Red cell exchange is important to treat acutely ill sickle cell patients, but it is time-consuming. An automated red cell exchange technique using cell separators developed by different manufacturers helps in removal of sickled hemoglobin and improving blood viscosity. The use of these cell separators permits automated red cell exchange to be performed safely and smoothly with the isovolemic hemodilution. The retrospective analysis of seven cases for automated red cell exchange was performed in IMS and SUM Hospital from September, 2019 to July 2021. One procedure was performed on COBE Spectra Apheresis System and the rest six using Spectra Optia Apheresis System.
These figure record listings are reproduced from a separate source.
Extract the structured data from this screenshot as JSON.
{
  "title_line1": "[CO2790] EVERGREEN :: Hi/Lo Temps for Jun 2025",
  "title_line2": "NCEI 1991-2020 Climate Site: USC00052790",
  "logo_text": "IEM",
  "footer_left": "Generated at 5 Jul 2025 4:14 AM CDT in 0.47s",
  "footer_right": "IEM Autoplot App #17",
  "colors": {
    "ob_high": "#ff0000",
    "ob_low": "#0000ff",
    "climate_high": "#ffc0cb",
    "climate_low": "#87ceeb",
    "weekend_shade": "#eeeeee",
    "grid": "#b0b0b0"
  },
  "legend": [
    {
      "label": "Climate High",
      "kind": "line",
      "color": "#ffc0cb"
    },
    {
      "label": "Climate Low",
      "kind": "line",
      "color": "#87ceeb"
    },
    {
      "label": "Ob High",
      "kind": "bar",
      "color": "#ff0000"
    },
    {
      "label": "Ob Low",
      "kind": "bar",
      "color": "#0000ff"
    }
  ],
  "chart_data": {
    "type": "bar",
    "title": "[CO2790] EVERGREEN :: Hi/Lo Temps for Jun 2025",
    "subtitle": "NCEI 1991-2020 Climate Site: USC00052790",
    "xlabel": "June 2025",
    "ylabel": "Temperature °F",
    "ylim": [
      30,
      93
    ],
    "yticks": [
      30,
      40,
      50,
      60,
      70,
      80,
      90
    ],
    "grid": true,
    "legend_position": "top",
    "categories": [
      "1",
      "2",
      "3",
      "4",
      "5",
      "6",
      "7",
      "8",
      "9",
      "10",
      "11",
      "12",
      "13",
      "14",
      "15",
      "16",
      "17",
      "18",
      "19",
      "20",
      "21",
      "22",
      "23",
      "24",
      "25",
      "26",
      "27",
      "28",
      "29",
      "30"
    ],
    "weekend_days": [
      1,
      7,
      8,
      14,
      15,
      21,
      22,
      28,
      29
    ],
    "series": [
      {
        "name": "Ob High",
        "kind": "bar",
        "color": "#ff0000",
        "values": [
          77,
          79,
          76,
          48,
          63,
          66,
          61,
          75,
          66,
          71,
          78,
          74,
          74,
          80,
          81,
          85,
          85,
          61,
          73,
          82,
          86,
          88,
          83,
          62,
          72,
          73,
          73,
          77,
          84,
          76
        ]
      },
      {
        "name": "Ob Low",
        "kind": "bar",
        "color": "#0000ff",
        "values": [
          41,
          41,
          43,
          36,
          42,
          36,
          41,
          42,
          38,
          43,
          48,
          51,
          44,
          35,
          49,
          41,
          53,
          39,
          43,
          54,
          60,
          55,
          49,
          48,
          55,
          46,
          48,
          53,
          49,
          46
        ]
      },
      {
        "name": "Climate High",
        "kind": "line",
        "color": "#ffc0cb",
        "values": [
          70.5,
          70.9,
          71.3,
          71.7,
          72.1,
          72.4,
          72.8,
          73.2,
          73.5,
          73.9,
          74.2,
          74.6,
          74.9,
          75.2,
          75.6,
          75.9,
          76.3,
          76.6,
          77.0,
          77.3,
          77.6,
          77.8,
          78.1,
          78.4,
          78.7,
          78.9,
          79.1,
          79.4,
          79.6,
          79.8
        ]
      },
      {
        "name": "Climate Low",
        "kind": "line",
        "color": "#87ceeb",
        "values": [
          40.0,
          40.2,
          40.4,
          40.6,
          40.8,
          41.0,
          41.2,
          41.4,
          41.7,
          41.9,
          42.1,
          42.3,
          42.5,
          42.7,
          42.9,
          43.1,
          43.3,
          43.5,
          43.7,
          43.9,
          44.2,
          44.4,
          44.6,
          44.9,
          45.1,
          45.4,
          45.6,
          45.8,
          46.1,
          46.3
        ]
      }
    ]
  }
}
These procedures were performed on the patients and the decision to perform these procedures was based on clinical indications for red cell exchange following the ASFA guidelines 2019. After only one procedure, all the patients have their sickle hemoglobin reduced to a safe level. End hematocrit was observed to be 33% in three cases, 31.9% in one case, and 30% in the rest three. A total number of red blood cells (RBCs) transfusion in all the cases were 7, 6, 8, 5, 6, 7, and 7 with an average hematocrit of 55%, 56%, 54%, 56%, 55%, 51.7%, and 52.2%, respectively. All the patients partially phenotypically matched, leukoreduced, gamma-irradiated, fresh packed RBCs were provided. Automated red cell exchange came out to be successful in reducing the symptoms along with the improvement in laboratory parameters. New-generation automated apheresis equipment like Spectra Optia, the case series provides better monitoring and also reduces apheresis-related complications.